Pakar FHUI: Aplikasi Konsultasi Dokter Secara Online Masih Bermasalah Hukum
Terbaru

Pakar FHUI: Aplikasi Konsultasi Dokter Secara Online Masih Bermasalah Hukum

Tidak ada pengaturan yang memadai dalam peraturan perundang-undangan yang ada. Banyak risiko hukum.

Normand Edwin Elnizar
Bacaan 3 Menit

Lalu, Peraturan Presiden No.82 Tahun 2018 tentang Jaminan Kesehatan menyebut telemedicine di Pasal 65 tanpa diterjemahkan. Disusul Peraturan Menteri Kesehatan No.20 Tahun 2019 tentang Penyelenggaraan Pelayanan Telemedicine Antar Fasilitas Pelayanan Kesehatan (Permenkes Telemedisin) juga tidak menggunakan terjemahan telemedisin. Belakangan, Kementerian Kesehatan meluncurkan temenin.kemkes.go.id yang menerjemahkan telemedicine menjadi telemedis.

Djarot menjelaskan regulasi Permenkes Telemedisin yang terbit paling baru ternyata hanya mengatur telemedisin di fasilitas pelayanan kesehatan. Ia merujuk definisi di ketentuan umum untuk Pelayanan Telemedicine. Seluruh Permenkes Telemedisin merujuk fasilitas pelayanan kesehatan adalah Rumah Sakit atau lembaga sejenisnya.

Pasal 2 Permenkes Telemedisin mengatur tenaga kesehatan harus memiliki surat izin praktik di fasilitas pelayanan kesehatan penyelenggara pemberi pelayanan telemedis. Lalu, Pasal 11 mengatur soal bangunan/fasilitas yang digunakan untuk pelayanan telemedis.

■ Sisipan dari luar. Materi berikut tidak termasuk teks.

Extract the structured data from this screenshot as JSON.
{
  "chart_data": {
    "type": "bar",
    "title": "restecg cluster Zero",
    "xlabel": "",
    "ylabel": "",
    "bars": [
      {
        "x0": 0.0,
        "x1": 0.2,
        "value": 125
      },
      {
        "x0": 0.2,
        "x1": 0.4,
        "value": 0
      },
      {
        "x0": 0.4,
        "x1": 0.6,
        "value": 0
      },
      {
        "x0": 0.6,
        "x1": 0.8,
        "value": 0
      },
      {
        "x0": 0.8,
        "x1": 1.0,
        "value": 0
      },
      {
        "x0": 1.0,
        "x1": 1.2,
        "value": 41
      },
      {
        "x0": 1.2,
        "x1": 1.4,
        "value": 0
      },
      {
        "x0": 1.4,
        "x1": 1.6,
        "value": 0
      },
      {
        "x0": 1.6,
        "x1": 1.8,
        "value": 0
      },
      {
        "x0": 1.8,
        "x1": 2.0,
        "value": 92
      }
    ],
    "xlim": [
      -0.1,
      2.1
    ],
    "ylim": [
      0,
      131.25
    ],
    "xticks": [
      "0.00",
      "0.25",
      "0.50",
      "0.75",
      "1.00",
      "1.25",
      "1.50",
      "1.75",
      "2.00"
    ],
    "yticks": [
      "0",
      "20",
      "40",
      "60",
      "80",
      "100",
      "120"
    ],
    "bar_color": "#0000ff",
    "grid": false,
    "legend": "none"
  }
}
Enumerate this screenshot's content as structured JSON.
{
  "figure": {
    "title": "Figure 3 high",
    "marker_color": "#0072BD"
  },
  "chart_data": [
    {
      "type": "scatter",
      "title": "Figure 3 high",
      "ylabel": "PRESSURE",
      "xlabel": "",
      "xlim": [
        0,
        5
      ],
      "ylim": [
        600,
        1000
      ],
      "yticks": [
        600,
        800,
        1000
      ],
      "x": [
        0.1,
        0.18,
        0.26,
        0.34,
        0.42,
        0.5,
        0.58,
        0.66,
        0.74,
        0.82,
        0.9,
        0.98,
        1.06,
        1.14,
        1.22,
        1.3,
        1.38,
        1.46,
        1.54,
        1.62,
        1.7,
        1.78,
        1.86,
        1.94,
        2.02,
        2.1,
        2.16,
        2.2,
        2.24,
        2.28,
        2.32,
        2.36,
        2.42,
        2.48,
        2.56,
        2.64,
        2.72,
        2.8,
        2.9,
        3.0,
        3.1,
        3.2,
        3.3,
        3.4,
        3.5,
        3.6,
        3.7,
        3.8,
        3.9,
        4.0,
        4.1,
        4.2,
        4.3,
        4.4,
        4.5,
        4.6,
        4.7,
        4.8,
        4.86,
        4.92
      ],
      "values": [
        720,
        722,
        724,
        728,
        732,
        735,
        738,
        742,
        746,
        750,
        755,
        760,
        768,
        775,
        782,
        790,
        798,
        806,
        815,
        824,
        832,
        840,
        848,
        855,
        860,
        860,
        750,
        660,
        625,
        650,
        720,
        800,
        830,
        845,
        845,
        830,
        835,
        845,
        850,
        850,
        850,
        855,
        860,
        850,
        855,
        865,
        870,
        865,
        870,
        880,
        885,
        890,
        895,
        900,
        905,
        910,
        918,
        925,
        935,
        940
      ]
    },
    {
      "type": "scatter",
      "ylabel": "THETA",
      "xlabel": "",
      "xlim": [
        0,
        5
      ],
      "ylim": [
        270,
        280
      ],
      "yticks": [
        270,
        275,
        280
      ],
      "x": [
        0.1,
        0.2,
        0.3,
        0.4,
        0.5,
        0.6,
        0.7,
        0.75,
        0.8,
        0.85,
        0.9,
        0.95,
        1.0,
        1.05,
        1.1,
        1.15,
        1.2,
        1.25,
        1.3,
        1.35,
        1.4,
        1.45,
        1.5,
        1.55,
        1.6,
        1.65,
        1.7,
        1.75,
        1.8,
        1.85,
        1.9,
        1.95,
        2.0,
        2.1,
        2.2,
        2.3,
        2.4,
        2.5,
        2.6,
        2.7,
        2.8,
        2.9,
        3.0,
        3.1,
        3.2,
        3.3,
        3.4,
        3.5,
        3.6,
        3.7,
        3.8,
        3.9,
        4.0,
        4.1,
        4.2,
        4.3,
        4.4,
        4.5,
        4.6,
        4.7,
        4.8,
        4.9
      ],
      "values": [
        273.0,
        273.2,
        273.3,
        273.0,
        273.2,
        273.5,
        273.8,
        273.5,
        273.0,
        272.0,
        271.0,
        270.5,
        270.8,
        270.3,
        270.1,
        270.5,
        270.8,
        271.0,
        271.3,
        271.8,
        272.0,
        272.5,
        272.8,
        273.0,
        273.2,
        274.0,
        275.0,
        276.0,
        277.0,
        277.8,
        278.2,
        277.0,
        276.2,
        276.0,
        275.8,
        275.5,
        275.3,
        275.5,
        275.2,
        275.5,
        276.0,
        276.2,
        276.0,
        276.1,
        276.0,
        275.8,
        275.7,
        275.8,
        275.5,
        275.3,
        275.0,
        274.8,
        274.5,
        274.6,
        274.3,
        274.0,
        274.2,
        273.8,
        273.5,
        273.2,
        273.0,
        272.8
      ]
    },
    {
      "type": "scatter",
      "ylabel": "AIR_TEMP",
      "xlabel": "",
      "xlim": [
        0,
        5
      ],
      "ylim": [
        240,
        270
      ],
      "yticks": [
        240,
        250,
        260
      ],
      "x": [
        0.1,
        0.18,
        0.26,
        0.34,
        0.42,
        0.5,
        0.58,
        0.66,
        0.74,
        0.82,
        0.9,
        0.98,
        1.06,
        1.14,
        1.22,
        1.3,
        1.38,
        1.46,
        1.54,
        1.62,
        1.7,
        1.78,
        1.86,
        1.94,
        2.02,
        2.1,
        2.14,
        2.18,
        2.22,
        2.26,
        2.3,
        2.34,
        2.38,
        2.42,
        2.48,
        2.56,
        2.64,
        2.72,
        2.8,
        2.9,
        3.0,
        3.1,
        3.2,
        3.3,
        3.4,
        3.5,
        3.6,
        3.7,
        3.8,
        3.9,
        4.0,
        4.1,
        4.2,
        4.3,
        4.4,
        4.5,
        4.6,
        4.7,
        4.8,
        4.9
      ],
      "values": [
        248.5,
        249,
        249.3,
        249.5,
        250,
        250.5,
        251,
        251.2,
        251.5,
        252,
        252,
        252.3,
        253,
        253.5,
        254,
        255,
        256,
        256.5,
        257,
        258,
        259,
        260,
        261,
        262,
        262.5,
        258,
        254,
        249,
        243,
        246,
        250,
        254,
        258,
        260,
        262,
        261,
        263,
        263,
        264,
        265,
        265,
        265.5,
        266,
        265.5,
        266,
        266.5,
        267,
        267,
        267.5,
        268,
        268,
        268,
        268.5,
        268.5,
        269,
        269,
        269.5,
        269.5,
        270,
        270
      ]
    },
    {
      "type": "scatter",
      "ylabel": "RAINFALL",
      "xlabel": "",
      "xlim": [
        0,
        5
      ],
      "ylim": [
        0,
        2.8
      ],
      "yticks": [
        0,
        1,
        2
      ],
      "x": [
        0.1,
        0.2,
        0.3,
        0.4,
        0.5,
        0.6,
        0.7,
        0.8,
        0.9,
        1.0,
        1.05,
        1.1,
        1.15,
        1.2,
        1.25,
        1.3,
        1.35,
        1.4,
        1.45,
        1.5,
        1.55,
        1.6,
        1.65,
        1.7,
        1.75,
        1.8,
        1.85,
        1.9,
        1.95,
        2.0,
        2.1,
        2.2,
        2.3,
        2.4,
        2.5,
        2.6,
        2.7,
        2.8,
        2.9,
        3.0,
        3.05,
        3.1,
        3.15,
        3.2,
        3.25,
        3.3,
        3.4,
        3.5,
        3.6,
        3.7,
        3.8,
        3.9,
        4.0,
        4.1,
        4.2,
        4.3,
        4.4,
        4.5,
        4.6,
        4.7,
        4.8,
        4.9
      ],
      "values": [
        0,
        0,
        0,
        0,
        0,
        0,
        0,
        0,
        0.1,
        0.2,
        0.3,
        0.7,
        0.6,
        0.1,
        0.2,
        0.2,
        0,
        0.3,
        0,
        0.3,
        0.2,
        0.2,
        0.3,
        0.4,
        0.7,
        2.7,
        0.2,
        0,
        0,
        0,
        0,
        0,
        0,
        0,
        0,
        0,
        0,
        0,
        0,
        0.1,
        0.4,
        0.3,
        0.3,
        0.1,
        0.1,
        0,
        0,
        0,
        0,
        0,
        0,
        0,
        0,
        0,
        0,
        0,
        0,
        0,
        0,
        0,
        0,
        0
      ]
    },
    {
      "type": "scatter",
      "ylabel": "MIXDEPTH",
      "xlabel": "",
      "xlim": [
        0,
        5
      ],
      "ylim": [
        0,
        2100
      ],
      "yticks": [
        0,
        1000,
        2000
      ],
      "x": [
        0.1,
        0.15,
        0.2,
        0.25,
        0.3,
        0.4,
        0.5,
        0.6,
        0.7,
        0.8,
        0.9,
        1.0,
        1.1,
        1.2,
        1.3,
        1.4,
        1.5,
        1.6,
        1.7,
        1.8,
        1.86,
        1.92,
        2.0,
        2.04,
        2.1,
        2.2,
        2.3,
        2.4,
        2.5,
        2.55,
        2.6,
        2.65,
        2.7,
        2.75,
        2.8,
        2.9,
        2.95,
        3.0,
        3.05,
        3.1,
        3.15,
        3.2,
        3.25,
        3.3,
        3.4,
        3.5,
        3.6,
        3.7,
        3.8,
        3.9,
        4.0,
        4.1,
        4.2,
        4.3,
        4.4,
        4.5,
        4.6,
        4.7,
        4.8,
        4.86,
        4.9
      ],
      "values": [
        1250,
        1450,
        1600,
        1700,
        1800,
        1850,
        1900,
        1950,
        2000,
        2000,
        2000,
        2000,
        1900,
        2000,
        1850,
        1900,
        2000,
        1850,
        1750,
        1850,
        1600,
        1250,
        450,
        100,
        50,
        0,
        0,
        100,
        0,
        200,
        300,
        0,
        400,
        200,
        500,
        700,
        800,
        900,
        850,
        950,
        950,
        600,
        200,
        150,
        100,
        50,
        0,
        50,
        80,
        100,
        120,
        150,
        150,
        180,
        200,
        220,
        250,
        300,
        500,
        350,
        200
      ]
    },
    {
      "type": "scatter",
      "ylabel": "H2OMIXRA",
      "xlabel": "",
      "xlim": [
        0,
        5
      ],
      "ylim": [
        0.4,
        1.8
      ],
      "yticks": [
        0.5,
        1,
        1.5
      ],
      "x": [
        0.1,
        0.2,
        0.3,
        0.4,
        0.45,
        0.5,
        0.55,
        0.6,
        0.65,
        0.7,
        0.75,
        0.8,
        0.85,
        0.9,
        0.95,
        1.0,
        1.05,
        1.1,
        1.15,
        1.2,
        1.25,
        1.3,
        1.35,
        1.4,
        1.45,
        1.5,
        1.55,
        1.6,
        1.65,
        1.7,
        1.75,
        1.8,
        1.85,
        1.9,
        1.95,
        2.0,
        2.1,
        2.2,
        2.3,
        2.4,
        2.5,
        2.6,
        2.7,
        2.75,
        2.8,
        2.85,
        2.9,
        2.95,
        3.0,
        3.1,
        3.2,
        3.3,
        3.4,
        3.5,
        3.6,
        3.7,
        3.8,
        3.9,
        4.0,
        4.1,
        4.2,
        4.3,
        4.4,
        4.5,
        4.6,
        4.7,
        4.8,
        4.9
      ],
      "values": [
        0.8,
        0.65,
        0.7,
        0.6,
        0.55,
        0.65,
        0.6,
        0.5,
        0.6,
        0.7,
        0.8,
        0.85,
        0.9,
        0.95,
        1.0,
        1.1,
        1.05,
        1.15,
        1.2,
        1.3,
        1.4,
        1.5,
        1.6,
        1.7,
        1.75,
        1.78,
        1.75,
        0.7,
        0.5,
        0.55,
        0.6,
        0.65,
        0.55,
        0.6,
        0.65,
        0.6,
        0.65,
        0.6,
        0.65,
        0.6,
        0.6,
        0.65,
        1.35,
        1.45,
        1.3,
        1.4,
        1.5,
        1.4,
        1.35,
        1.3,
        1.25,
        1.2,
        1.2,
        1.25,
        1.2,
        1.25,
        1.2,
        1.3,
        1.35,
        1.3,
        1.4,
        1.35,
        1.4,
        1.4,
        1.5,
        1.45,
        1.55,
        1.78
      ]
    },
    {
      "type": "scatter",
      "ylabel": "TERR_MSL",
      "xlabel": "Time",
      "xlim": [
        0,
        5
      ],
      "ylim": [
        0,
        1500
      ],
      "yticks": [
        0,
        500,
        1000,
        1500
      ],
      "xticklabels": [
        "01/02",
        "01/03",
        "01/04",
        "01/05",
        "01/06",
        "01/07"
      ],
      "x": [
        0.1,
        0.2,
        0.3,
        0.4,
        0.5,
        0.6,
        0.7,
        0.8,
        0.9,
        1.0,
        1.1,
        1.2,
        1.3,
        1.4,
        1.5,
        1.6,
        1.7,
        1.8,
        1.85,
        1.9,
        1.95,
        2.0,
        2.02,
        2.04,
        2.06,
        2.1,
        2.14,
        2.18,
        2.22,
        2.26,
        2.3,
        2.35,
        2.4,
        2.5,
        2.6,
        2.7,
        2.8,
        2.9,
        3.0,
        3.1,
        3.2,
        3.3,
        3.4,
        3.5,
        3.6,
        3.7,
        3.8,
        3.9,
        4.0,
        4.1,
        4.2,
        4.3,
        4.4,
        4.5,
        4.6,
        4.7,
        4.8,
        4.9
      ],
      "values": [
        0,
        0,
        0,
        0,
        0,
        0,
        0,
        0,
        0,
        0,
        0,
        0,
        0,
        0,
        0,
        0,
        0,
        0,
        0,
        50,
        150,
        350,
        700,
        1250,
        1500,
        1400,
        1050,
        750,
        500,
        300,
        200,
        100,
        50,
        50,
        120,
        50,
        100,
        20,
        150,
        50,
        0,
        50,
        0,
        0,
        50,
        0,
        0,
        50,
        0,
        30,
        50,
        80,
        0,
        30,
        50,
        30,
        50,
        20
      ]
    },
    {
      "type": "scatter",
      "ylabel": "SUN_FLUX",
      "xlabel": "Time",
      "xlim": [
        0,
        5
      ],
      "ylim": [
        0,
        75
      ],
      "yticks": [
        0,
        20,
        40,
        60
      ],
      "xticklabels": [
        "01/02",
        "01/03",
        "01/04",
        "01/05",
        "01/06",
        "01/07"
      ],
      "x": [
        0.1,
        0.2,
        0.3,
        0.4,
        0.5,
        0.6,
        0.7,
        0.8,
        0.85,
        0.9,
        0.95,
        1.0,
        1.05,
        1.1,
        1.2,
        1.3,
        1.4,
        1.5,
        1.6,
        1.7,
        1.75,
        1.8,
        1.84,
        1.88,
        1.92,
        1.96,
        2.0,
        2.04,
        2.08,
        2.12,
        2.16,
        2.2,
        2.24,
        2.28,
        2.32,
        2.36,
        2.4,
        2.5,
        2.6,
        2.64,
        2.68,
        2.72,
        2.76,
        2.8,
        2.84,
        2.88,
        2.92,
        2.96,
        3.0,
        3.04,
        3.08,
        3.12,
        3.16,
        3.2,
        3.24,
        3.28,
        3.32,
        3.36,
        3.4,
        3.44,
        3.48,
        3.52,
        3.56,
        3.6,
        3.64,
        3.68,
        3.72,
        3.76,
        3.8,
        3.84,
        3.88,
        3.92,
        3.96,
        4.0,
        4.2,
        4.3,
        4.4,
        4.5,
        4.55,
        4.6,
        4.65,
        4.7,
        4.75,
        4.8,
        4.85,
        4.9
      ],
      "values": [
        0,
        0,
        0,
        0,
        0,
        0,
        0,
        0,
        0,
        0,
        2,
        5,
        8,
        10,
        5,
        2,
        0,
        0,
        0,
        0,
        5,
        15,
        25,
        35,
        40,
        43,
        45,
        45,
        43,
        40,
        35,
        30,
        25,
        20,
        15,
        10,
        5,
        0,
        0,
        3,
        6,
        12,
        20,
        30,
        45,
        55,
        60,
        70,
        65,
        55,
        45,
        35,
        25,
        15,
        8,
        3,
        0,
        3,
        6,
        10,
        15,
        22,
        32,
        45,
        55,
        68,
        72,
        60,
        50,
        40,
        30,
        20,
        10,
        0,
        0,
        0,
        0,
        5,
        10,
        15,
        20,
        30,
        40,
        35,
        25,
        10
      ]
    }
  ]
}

Merujuk PP No.47 Tahun 2016 tentang Fasilitas Pelayanan Kesehatan, ada penjelasan apa saja yang termasuk fasilitas pelayanan kesehatan. Pasal 4 ayat (1) menyebut hanya ada sepuluh jenis yaitu tempat praktik mandiri tenaga kesehatan, pusat kesehatan masyarakat, klinik, rumah sakit, apotek, unit transfusi darah, laboratorium kesehatan, optikal, fasilitas pelayanan kedokteran untuk kepentingan hukum, dan fasilitas pelayanan kesehatan tradisional. Penjelasan dalam Peraturan Menteri Kesehatan No.46 Tahun 2017 tentang Strategi E-Kesehatan Nasional juga sama.

Memang pernah ada Keputusan Menteri No.HK.01.07/MENKES/650/2017 tentang Rumah Sakit dan Puskesmas Penyelenggara Uji Coba Program Pelayanan Telemedicine. Namun,bisa isinya hanya kebolehan uji coba terbatas untuk pelayanan telemedisin di Rumah Sakit dan Puskesmas. Itu pun sudah habis masa berlakunya pada 31 Desember 2019.

“Platform aplikasi bukan fasilitas pelayanan kesehatan seperti Rumah Sakit atau Puskesmas. Siapa yang bisa diminta ikut bertanggung jawab jika ada malapraktik atau kebocoran data rekam medis pasien?” kata Djarot.

Ia mengakui sudah ada upaya Konsil Kedokteran Indonesia menerbitkan peraturan sebagai panduan praktik dokter lewat telemedisin. Isinya mewajibkan praktik dokter di telemedisin harus terikat dengan fasilitas pelayanan kesehatan. Namun, masih tidak ada kejelasan status, hak, kewajiban, dan tanggung jawab platform aplikasi telemedisin.

“Harus segera ada Peraturan Menteri yang menyelesaikan masalah ini, tidak cukup dengan Peraturan Konsil Kedokteran Indonesia,” kata Djarot.